A senior U.S. State Department official says they're still trying to match the names, but they're becoming more confident that American citizens may have been involved.
It would not take too much sophistication to try a similar attack here, the official who spoke to Pamela Brown said.
"The worst case scenario is a bunch of these kids coming back, buying weapons in the United States some place like Minneapolis or Chicago and going after one of our malls here," Bob Baer, CNN's national security analyst, said Sunday. "They are indefensible especially with a well-trained group. There's nothing you can do about it. And I guarantee you that the FBI is going to be on it today."
In the past few years, federal prosecutors say they have thwarted two planned attacks on malls, each of which would have been carried out by single attacker:
--Nuradin M. Abdi, a Somali citizen living in Columbus, Ohio, was sentenced in 2007 to 10 years in prison after admitting he sought terrorist training in Ethiopia to carry out attacks, including a never-attempted attack on a mall in 2002.
--Derrick Shareef of Rockford, Ill., was sentenced in 2008 to 35 years in prison after pleading guilty to plotting to set off grenades at a Rockford shopping mall. Shareef was a convert to Islam who was recorded saying he wanted to kill "infidels."

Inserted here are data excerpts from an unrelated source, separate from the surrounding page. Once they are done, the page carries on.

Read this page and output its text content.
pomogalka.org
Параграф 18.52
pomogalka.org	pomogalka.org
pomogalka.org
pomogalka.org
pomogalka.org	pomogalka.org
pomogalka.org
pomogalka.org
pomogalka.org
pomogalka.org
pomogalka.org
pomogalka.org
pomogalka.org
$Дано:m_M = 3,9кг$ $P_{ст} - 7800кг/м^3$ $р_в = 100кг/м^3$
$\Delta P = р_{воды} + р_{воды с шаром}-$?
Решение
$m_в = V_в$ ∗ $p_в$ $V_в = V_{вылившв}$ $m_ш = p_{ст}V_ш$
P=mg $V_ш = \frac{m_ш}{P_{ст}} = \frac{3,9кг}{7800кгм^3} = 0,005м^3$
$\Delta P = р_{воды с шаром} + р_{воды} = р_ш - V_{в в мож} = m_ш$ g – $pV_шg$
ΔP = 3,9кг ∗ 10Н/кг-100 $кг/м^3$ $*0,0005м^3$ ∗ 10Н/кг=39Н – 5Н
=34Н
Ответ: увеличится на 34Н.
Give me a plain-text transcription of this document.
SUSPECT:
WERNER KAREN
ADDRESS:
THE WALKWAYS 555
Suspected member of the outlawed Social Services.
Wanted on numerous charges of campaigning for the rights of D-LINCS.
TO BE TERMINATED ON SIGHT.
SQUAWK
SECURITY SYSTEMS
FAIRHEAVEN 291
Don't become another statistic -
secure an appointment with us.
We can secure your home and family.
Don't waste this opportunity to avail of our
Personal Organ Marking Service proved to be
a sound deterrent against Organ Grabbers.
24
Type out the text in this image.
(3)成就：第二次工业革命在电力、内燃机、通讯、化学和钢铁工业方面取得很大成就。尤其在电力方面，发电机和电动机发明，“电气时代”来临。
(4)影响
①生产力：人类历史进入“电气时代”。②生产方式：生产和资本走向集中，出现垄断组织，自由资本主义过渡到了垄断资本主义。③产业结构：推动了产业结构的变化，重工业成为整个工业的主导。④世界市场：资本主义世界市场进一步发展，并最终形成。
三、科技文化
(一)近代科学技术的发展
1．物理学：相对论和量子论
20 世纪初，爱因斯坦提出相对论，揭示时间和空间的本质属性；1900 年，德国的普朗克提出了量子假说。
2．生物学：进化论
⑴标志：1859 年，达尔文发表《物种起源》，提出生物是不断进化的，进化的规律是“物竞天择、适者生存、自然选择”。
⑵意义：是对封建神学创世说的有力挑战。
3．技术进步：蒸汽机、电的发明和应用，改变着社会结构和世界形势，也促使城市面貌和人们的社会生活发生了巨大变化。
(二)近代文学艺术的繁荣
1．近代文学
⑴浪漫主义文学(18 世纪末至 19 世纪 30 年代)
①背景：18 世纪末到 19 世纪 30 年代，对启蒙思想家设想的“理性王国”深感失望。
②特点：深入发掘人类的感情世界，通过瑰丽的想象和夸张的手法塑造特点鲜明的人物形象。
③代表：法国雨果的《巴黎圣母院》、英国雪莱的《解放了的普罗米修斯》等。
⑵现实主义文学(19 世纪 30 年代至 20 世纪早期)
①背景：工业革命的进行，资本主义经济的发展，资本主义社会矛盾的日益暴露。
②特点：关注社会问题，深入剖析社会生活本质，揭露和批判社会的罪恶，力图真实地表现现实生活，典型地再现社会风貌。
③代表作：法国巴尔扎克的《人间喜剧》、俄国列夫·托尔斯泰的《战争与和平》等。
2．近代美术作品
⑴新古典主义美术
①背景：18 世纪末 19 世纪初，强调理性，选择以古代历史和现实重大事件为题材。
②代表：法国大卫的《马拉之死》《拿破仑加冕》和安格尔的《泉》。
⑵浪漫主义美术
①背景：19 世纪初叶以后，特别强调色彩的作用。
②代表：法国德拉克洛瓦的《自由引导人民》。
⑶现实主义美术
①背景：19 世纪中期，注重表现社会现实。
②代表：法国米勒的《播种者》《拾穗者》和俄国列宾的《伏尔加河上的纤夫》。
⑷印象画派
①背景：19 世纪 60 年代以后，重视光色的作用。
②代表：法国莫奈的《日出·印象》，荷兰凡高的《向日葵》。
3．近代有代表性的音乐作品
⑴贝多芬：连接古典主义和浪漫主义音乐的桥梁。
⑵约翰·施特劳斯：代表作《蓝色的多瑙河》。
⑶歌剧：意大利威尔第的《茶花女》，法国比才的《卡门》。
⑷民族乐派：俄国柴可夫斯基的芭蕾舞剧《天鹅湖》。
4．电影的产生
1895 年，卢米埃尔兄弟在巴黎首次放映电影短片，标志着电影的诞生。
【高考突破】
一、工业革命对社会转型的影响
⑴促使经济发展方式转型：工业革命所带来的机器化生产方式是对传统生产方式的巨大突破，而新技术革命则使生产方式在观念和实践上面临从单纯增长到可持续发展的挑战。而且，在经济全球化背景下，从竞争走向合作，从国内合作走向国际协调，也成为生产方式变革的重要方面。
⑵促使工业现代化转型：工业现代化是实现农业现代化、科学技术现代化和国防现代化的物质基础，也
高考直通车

But attacks which have succeeded in causing casualties at American malls in recent years have been carried out by young lone gunmen with no apparent cause to promote:
--A 19-year-old man killed eight people and then himself at an Omaha, Neb., mall in December 2007.
--An 18-year-old man killed five people before he was killed by police at a mall in Salt Lake City, Utah, in February 2007.
--A 22-year-old man killed two people and then himself at a mall near Portland, Ore., in December 2012.
"Soft targets always attract the terrorists because they're usually not defended," said Lt. Col. Rick Francona, CNN's military analyst. "It's a very effective way of causing a lot of panic, a lot of damage very quickly and achieving the objective of terrorizing people."